Wednesday, January 21, 2009

Back to the Future 4: Operation Logos

If time travel were possible would you travel back to personally witness the Crucifixion of Jesus? Would that increase your faith seeing the event unfold before you? Is it necessary to see/hear/touch something to believe in it? Will interaction with it dissolve belief into fact? Does establishing a fact make it more tangible and real than belief?

I did not know there was so much literature surrounding the idea of time traveling to 1st century Palestine to witness the Crucifixion of Jesus. Here are a few examples.

  • In Richard Matheson's The Traveller (1954), a professor who is a confirmed skeptic is chosen to be the first to travel in time to see the crucifixion and comes back a changed man.
  • John Brunner's Times Without Number (1962) depicts an alternate reality in which the Spanish Armada conquered England. Time travel is eventually discovered in the 20th century and every new pope has the exclusive privilege to visit the time of Christ.
  • In Arthur Porges's story The Rescuer, (1962) a religious fanatic in 2015 takes over a carefully controlled experiment in time-travel and heads for Golgotha with a rifle and five thousand rounds to rescue Jesus.
  • In Michael Moorcock's Behold the Man (1966) the Twentieth-Century Karl Glogauer, a Jew obsessed with the figure of Jesus travels in time to the year 28 A.D. and finds that some of the New Testament characters, including Jesus, are not how they are portrayed in the Gospels. So Glogauer himself begins to step into the role of Jesus.
It makes sense that the single most important event for billions of believers would be their first destination of choice but I never thought that religious skeptics would also travel to this same time. Most of these time traveling tales surround the need for factual confirmation. If we had factual confirmation that did not match up with our personal belief would it erode our faith? I believe this depends heavily on what you believe and how you interpret it. If your faith is based on a literal interpretation of an event that happened 2000 years ago then any evidence that contradicts or displays doubt on the plausibility of the event might be challenging to the believer. Does this mean that the Crucifixion, whether or not it happened, is meaningless in light of the evidence? On the contrary it is the symbolism of the event that holds more importance than the event itself. T0 Christians the sacrifice that God gave in sending his only son to die for the sins of Humanity is a sign of a loving and just God. How He displayed His love is not important, what is important is that God loves us so much that He chose to display His love to His creation by sacrificing Himself.

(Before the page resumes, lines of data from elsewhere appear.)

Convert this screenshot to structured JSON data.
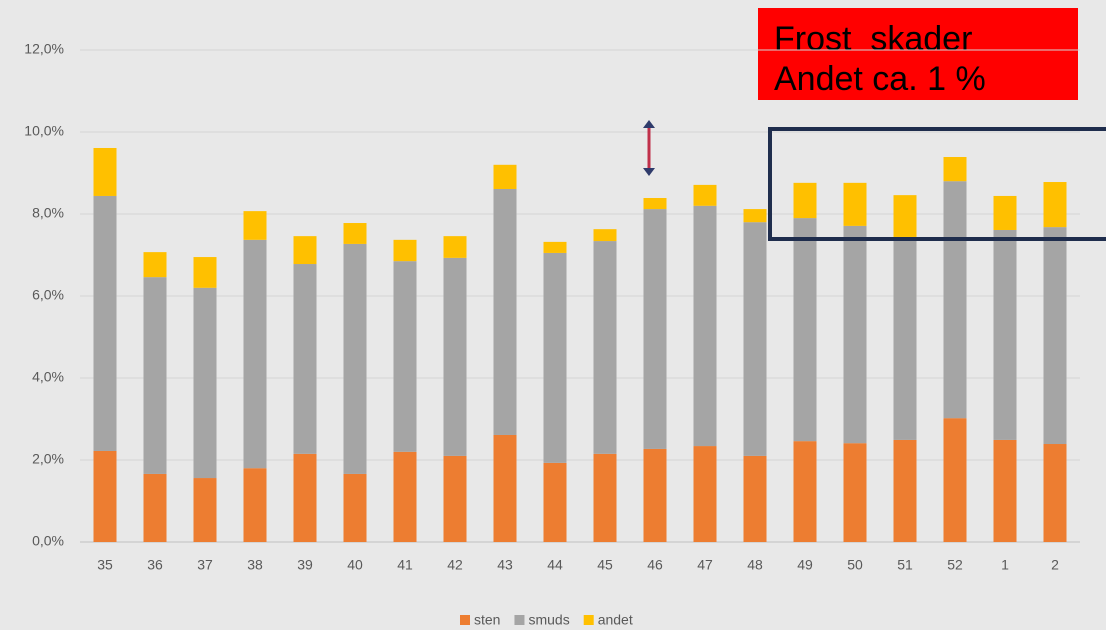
{
  "chart_data": {
    "type": "stacked_bar",
    "categories": [
      "35",
      "36",
      "37",
      "38",
      "39",
      "40",
      "41",
      "42",
      "43",
      "44",
      "45",
      "46",
      "47",
      "48",
      "49",
      "50",
      "51",
      "52",
      "1",
      "2"
    ],
    "series": [
      {
        "name": "sten",
        "color": "#ed7d31",
        "values": [
          2.22,
          1.66,
          1.56,
          1.8,
          2.15,
          1.66,
          2.2,
          2.1,
          2.61,
          1.93,
          2.15,
          2.27,
          2.34,
          2.1,
          2.46,
          2.41,
          2.49,
          3.02,
          2.49,
          2.39
        ]
      },
      {
        "name": "smuds",
        "color": "#a5a5a5",
        "values": [
          6.22,
          4.8,
          4.64,
          5.57,
          4.63,
          5.61,
          4.65,
          4.83,
          6.0,
          5.12,
          5.19,
          5.85,
          5.86,
          5.7,
          5.44,
          5.3,
          4.95,
          5.78,
          5.12,
          5.29
        ]
      },
      {
        "name": "andet",
        "color": "#ffc000",
        "values": [
          1.17,
          0.61,
          0.75,
          0.7,
          0.68,
          0.51,
          0.52,
          0.53,
          0.59,
          0.27,
          0.29,
          0.27,
          0.51,
          0.32,
          0.86,
          1.05,
          1.02,
          0.59,
          0.83,
          1.1
        ]
      }
    ],
    "ylim": [
      0,
      12
    ],
    "yticks": [
      {
        "value": 0,
        "label": "0,0%"
      },
      {
        "value": 2,
        "label": "2,0%"
      },
      {
        "value": 4,
        "label": "4,0%"
      },
      {
        "value": 6,
        "label": "6,0%"
      },
      {
        "value": 8,
        "label": "8,0%"
      },
      {
        "value": 10,
        "label": "10,0%"
      },
      {
        "value": 12,
        "label": "12,0%"
      }
    ],
    "grid": true,
    "legend": "bottom",
    "annotation": [
      "Frost  skader",
      "Andet ca. 1 %"
    ]
  }
}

Can we learn to be more like God by sacrificing those beliefs dear to our hearts which are keeping us from completely loving our fellow man? It was devastatingly difficult for me to let go and transcend the beliefs I held onto as a child. I finally understood these were barriers that kept me from fully understanding and loving my fellow man. If we never learn to remove these barriers completely I hope that we can at least learn to listen to each other through our self-imposed walls, and then maybe we won't have to seek factual confirmation on the sacrifice of one man.